The oldest he’d ever seen.

She looked like she was native Egyptian, too—dark wizened skin and white hair that must have once been as black as her eyes. Now she scanned the room with those eyes, and all who regarded her looked away. It was as though with the crone’s arrival, an apparition had stepped into the bar—a physical harbinger of the fate that awaited them all before the night was through. The only ones who weren’t intimidated were far too drunk for common sense.

“That’s
your girl,” said Lugorix, nudging Matthias.

“Shut up,” hissed Matthias. But the woman’s eyes had already turned in his direction—and gone wide with recognition.
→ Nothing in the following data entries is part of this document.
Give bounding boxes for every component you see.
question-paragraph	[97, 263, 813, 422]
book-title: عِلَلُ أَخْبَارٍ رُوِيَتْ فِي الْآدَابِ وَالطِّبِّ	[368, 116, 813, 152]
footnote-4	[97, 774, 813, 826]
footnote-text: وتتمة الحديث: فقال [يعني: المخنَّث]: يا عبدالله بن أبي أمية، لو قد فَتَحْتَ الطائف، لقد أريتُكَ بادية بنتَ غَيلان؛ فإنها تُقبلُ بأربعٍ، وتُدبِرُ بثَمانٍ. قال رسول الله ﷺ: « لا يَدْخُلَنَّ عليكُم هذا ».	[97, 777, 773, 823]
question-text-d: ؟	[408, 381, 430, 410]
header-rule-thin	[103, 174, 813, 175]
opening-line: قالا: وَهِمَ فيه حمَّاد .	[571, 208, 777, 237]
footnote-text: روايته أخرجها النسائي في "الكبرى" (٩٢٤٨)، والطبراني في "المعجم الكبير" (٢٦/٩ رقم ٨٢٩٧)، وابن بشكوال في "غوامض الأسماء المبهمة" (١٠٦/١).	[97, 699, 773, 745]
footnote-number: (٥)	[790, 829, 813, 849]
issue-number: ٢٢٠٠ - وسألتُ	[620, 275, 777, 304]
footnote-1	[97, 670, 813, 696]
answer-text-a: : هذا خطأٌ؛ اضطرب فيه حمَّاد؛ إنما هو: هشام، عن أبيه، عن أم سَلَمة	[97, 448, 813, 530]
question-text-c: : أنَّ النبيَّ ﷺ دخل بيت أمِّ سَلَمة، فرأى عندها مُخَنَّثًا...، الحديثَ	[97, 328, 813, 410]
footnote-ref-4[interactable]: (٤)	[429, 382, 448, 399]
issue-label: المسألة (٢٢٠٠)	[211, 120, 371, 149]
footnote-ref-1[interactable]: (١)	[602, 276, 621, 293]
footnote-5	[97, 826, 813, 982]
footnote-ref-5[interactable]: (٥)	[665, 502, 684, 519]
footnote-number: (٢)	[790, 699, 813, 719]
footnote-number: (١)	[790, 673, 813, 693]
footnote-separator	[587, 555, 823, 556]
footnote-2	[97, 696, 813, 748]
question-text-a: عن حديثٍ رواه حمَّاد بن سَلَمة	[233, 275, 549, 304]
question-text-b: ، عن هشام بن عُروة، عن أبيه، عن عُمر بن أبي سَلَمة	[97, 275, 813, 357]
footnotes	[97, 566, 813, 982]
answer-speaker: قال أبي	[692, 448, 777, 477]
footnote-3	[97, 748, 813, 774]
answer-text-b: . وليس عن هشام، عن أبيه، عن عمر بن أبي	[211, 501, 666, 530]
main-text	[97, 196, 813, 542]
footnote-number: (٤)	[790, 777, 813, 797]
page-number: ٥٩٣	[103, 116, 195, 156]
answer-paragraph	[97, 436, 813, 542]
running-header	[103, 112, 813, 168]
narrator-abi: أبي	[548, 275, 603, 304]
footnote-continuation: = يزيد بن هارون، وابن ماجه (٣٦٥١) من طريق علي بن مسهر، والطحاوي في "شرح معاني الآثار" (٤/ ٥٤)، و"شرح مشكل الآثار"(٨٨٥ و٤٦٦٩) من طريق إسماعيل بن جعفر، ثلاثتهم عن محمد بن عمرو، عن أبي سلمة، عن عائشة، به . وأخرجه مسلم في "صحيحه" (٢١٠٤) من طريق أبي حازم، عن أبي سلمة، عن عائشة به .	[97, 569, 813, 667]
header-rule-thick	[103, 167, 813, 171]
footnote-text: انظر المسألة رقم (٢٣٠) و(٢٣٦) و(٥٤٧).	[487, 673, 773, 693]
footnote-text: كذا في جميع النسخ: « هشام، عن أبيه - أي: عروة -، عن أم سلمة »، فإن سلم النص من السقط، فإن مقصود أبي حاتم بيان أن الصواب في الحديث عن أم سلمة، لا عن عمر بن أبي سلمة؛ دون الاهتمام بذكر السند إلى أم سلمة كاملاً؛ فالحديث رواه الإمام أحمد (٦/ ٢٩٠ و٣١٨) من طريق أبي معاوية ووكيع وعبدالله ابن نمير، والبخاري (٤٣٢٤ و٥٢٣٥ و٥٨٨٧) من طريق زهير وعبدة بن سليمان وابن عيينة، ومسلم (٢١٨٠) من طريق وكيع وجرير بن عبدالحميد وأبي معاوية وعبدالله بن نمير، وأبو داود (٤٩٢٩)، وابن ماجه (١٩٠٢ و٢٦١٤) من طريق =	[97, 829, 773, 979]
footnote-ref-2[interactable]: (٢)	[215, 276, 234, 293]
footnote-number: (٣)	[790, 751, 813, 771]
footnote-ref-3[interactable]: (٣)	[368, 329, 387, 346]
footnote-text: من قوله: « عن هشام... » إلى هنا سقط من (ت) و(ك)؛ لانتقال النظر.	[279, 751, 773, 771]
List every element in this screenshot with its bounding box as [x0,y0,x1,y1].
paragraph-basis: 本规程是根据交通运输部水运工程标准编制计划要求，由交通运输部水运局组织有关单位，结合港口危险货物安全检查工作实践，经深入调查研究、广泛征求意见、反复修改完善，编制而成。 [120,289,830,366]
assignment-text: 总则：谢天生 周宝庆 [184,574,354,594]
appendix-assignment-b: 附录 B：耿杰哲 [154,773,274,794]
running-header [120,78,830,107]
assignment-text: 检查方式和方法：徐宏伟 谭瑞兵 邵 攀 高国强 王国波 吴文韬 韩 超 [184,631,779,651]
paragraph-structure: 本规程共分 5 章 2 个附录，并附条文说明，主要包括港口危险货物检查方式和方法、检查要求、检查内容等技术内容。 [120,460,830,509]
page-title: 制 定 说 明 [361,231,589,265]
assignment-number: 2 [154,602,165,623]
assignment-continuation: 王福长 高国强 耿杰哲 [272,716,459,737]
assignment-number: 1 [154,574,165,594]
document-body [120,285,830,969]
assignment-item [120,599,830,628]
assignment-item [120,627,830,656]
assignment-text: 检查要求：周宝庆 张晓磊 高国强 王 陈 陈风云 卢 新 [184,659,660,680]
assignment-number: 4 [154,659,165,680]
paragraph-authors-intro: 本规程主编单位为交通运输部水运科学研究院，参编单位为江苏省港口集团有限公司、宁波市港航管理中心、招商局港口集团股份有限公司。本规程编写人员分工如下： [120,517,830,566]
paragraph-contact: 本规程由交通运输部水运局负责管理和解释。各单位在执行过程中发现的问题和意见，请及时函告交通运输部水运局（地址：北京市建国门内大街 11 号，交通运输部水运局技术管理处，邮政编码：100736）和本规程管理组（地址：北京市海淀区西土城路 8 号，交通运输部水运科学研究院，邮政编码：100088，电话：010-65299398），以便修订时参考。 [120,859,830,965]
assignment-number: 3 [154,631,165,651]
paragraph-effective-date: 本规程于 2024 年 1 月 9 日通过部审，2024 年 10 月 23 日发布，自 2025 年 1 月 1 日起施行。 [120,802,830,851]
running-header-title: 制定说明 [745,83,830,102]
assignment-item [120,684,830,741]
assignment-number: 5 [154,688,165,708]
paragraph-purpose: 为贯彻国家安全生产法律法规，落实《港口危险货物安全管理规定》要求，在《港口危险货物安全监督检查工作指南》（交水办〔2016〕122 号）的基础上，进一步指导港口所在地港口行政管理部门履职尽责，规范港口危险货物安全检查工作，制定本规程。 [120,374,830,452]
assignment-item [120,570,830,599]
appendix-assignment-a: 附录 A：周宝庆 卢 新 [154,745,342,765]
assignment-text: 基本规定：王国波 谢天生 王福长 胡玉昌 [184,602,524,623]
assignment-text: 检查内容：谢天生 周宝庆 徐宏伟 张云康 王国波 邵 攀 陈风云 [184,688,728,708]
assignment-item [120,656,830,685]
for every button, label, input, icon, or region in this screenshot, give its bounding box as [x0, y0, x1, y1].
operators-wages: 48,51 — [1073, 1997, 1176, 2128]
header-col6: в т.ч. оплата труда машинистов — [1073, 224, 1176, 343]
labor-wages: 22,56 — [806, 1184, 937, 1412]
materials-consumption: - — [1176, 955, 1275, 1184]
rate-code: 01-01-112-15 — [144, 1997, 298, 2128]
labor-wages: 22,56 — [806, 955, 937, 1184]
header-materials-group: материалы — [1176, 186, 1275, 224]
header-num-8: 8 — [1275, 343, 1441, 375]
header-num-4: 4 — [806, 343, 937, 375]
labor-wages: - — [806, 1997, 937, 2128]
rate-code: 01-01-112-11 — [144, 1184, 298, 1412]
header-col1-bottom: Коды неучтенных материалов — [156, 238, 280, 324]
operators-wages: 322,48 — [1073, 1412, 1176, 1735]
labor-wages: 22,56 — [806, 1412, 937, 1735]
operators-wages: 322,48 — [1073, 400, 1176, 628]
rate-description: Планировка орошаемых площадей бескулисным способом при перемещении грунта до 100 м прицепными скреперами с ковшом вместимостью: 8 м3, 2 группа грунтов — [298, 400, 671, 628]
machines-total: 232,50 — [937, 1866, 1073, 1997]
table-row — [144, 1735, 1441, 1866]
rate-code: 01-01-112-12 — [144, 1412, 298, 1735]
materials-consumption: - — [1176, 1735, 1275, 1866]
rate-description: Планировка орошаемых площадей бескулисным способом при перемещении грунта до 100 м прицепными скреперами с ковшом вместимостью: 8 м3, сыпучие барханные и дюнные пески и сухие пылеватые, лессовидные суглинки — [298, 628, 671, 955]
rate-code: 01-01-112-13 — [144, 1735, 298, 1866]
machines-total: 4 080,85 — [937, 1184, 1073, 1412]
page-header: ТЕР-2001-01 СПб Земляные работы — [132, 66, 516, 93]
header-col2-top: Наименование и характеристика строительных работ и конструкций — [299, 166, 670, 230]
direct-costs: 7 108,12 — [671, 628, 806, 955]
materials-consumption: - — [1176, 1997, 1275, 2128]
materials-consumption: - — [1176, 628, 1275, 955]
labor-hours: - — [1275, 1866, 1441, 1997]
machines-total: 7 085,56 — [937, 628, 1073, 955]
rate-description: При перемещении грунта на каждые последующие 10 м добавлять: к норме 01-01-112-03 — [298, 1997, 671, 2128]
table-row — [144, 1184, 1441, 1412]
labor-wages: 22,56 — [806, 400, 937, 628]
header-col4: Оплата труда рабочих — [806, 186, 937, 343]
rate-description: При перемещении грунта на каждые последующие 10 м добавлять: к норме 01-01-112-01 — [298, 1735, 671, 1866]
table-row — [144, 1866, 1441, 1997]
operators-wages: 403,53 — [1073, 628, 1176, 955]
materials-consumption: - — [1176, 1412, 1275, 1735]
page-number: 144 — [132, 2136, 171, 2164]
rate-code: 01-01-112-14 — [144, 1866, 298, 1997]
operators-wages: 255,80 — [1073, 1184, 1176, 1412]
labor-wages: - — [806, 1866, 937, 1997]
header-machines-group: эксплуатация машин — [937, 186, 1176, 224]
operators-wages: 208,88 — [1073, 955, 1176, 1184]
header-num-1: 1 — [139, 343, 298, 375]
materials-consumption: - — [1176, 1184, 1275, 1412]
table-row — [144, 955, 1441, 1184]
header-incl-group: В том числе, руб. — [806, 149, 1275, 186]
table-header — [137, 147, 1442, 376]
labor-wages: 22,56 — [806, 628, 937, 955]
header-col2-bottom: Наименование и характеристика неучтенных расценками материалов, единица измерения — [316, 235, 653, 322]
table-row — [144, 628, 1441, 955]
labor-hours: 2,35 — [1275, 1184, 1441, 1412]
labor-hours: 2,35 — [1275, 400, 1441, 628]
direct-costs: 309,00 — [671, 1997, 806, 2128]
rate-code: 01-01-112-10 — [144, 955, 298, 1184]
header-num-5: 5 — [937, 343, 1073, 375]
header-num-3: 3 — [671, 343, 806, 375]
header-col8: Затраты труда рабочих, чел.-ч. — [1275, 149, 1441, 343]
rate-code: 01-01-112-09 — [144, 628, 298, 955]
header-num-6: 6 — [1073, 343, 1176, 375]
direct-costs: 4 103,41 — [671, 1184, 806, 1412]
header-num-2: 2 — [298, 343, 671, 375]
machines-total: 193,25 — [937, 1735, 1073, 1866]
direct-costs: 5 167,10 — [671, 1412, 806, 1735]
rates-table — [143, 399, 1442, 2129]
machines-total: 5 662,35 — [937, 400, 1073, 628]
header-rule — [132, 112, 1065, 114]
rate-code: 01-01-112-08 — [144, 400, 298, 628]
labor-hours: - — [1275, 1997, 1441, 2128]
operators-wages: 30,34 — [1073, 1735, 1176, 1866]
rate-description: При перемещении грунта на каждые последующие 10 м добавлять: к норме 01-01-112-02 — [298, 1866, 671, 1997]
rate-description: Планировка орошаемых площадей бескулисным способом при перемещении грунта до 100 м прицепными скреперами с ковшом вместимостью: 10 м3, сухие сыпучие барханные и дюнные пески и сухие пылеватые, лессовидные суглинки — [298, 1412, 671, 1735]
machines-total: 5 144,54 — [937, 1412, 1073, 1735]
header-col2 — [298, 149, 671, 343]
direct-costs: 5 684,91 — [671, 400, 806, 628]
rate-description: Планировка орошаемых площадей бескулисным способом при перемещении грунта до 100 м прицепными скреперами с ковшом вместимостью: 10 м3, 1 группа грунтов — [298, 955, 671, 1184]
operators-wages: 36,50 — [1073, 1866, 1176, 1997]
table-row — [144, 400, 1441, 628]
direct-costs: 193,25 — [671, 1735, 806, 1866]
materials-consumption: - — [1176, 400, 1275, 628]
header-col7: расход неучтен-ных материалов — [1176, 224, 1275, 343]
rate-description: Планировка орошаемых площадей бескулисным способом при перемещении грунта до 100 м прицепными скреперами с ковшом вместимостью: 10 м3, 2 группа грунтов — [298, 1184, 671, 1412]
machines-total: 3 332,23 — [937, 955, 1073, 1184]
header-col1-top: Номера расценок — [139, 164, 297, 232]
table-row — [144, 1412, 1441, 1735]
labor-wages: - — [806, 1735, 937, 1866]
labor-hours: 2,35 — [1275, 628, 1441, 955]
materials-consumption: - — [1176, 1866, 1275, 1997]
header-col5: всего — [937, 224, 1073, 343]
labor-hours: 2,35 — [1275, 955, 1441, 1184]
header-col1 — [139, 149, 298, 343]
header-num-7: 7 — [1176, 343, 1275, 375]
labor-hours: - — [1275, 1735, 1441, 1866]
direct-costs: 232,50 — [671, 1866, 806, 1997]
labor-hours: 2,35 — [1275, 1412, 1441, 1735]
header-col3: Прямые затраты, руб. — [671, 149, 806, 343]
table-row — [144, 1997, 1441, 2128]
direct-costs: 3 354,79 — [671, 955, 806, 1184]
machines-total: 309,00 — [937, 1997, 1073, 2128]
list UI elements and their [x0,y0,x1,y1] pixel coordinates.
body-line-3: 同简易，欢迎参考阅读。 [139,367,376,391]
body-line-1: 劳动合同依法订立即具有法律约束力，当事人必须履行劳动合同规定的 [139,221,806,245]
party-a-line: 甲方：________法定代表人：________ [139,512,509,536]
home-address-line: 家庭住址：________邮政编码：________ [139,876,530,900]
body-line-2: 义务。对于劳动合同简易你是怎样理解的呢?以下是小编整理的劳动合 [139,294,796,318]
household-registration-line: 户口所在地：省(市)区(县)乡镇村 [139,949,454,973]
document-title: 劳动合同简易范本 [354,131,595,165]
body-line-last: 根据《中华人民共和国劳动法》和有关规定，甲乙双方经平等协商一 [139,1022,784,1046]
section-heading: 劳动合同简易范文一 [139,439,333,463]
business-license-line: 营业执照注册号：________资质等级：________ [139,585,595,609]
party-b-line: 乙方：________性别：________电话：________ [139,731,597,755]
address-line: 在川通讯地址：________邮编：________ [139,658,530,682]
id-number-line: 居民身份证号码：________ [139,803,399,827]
“She’s coming this way,” whispered Lugorix.

“I can see that, idiot.”

“You know her?”

“Not that I know of,” said Matthias.

“Looks like she knows you.”

“Will you
shut the fuck up?”

The crone reached them. Lugorix realized she was wearing a headband of some kind—almost like a tiara, though bereft of jewels. She was toothless, too, and he was tempted to make some joke about how that might aid her in whatever she might do to Matthias. But then she looked directly at him, and all his alcohol-fueled levity vanished. Her eyes up close were the realest thing he’d seen all night—the realest thing he’d seen in years, the realest thing since that night in the Pyrenees on the eve of his banishment, when the shaman of the thunder-god Taranis had bid him look within the fire and behold his fate and in those fires he saw his future: the flames of burning Egypt, though it was only now that he remembered them. The woman reached out, stroked his beard. Chills shot up and down his spine, and he seemed to look down into abyss.

“Old mother,” he said, “enough. Mercy. I beg you.”

She stopped. Reached out to Matthias, ran a hand through the ringlets of his black hair. The gesture was almost playful, but the expression on her face was anything but.

“You’re the ones,” she said in accented Greek.

Matthias and Lugorix looked at one another.

“I’m sorry?” said Matthias.

“You heard me,” she said. “My mistress needs you to come with me.” The words echoed through Lugorix’s skull in a way that made him realize that he and Matthias were the only ones who could hear this witch—for such was what Lugorix was now assuming this woman was. No one else was even paying attention anymore. The party had resumed around them. He felt his legs start to move of their own volition—felt himself get up. But Matthias seemed to be putting up more resistance.